Test 1 - Wine history, types, wine-making regions, characteristics of the most popular grape varieties and wines.
Test 2 - Wine serving, wine and food compatibility.
A test with a mark consists of:
• 2 tests have been successfully written;
• developed and presented 1 independent assignments;
• 4 laboratory works were developed and reports on the topics of the respective laboratory work were submitted.
In independent work students perform the characterization and analysis of different wine regions (volume up to 7 pages, submitted electronically, presentation). Test with a mark.

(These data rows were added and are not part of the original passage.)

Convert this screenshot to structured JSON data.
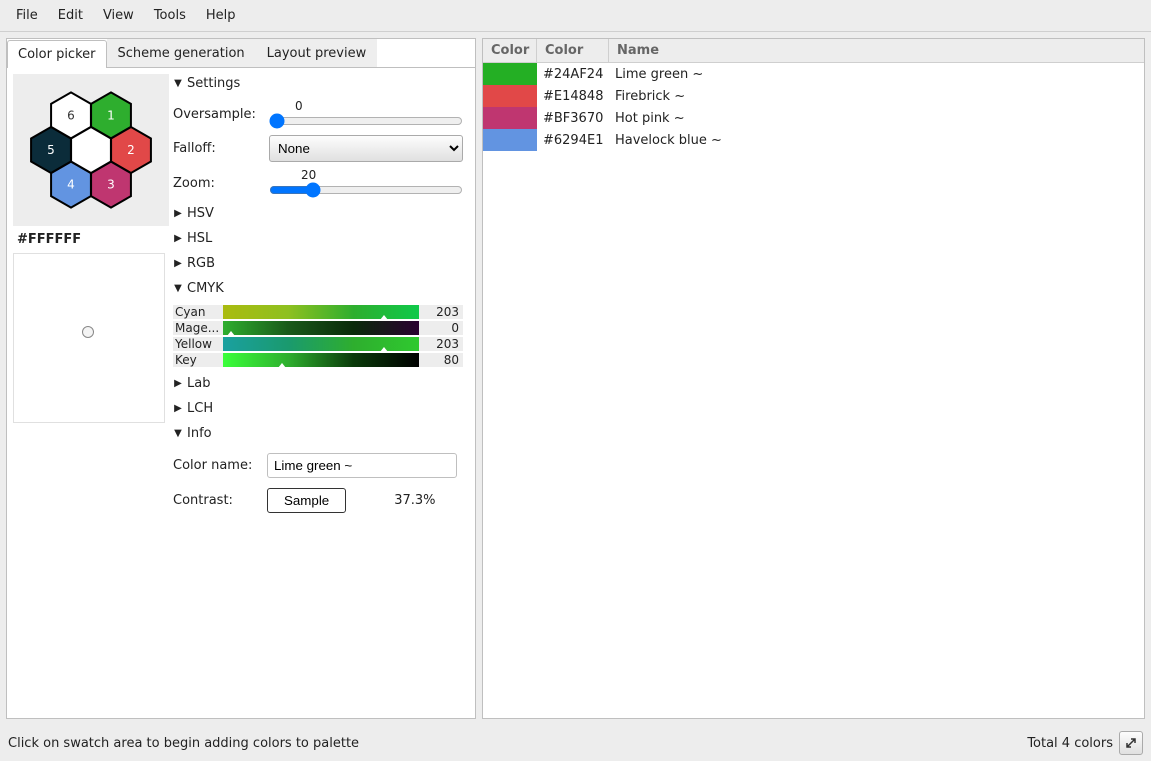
{
  "menu": {
    "items": [
      "File",
      "Edit",
      "View",
      "Tools",
      "Help"
    ]
  },
  "tabs": [
    "Color picker",
    "Scheme generation",
    "Layout preview"
  ],
  "active_tab": 0,
  "current_hex": "#FFFFFF",
  "hexagon": {
    "cells": [
      {
        "n": 1,
        "fill": "#2EAE2E"
      },
      {
        "n": 2,
        "fill": "#E14848"
      },
      {
        "n": 3,
        "fill": "#BF3670"
      },
      {
        "n": 4,
        "fill": "#6294E1"
      },
      {
        "n": 5,
        "fill": "#0B2C3A"
      },
      {
        "n": 6,
        "fill": "#FFFFFF"
      }
    ],
    "center_fill": "#FFFFFF"
  },
  "settings": {
    "title": "Settings",
    "oversample": {
      "label": "Oversample:",
      "value": 0,
      "min": 0,
      "max": 100
    },
    "falloff": {
      "label": "Falloff:",
      "value": "None",
      "options": [
        "None"
      ]
    },
    "zoom": {
      "label": "Zoom:",
      "value": 20,
      "min": 0,
      "max": 100
    }
  },
  "color_sections": {
    "hsv": "HSV",
    "hsl": "HSL",
    "rgb": "RGB",
    "cmyk": "CMYK",
    "lab": "Lab",
    "lch": "LCH",
    "info": "Info"
  },
  "cmyk": {
    "channels": [
      {
        "label": "Cyan",
        "value": 203,
        "grad": "linear-gradient(to right,#aabb10,#8ec020,#2EAE2E,#0fc94a)",
        "ptr": 80
      },
      {
        "label": "Mage...",
        "value": 0,
        "grad": "linear-gradient(to right,#2EAE2E,#1a5a1a,#0a2a0a,#2a0030)",
        "ptr": 2
      },
      {
        "label": "Yellow",
        "value": 203,
        "grad": "linear-gradient(to right,#1aa0a0,#1a9a6e,#2EAE2E,#2fc92f)",
        "ptr": 80
      },
      {
        "label": "Key",
        "value": 80,
        "grad": "linear-gradient(to right,#3aff3a,#2EAE2E,#0a3a0a,#000000)",
        "ptr": 28
      }
    ]
  },
  "info": {
    "colorname_label": "Color name:",
    "colorname_value": "Lime green ~",
    "contrast_label": "Contrast:",
    "sample_label": "Sample",
    "contrast_value": "37.3%"
  },
  "palette": {
    "headers": [
      "Color",
      "Color",
      "Name"
    ],
    "rows": [
      {
        "hex": "#24AF24",
        "name": "Lime green ~"
      },
      {
        "hex": "#E14848",
        "name": "Firebrick ~"
      },
      {
        "hex": "#BF3670",
        "name": "Hot pink ~"
      },
      {
        "hex": "#6294E1",
        "name": "Havelock blue ~"
      }
    ]
  },
  "status": {
    "left": "Click on swatch area to begin adding colors to palette",
    "right": "Total 4 colors"
  }
}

The test with a mark consists of assessments of tests (70 %), independent work (30%), laboratory works with assessment - passed. Tests obtain a successful grade (4 points) if half (50%) of their content is answered correctly. Laboratory work reports and independent work are evaluated in accordance with the established evaluation procedures.
1. Ugaglia A. A. , Cardebat A., Corsi J.C. , Corsi A.The Palgrave Handbook of Wine Industry Economics, Handbook of wine industry economics,
Cham : Palgrave Macmillan, 2019.542 p.
2. Epstein B.S., Strong, Sweet & Dry: a guide to Vermouth, Port, Sherry, Madeira and Marsala / London: Reaktion Books, 2020, 263 p.
3. Ball R. The Philosophy of wine, London: British Library Publishing. 2019. 105 p.
1. Lorencs V. Vīna un garšu pasaulē, Jumava, 2019. 152.lpp.
2. Gasnjē V. Kā izvēlēties vīnu. Vīnziņa padomi, Zvaigzne ABC, 2008. 352 lpp.
3. Vesons D. Vīni un ēdieni, Zvaigzne ABC, 2009. 176 lpp.
1. Starptautiskās vīna organizācijas mājaslapa [Tiešsaiste] [Skatīts 15.10.2021.] Pieejams:
https://www.oiv.int
2. Latvijas vīnziņu asociācijas mājaslapa [Tiešsaiste] [Skatīts 15.10.2021.] Pieejams: https://www.sommelier.lv/
3. Latvijas vīnkopju un vīndaru biedrība [Tiešsaiste] [Skatīts 15.10.2021.] Pieejams: http://www.vindaris.lv/
4. PTO mājas lapa / Vīna un gastronomijas tūrisms [Tiešsaiste] [Skatīts 15.10.2021.] Pieejams:
https://www.unwto.org/gastronomy-wine-tourism
Free choice course of professional bachelor program Catering and Hotel Management, Academic bachelor study program Food Quality and Innovations, 2nd level professional study program Food Technology.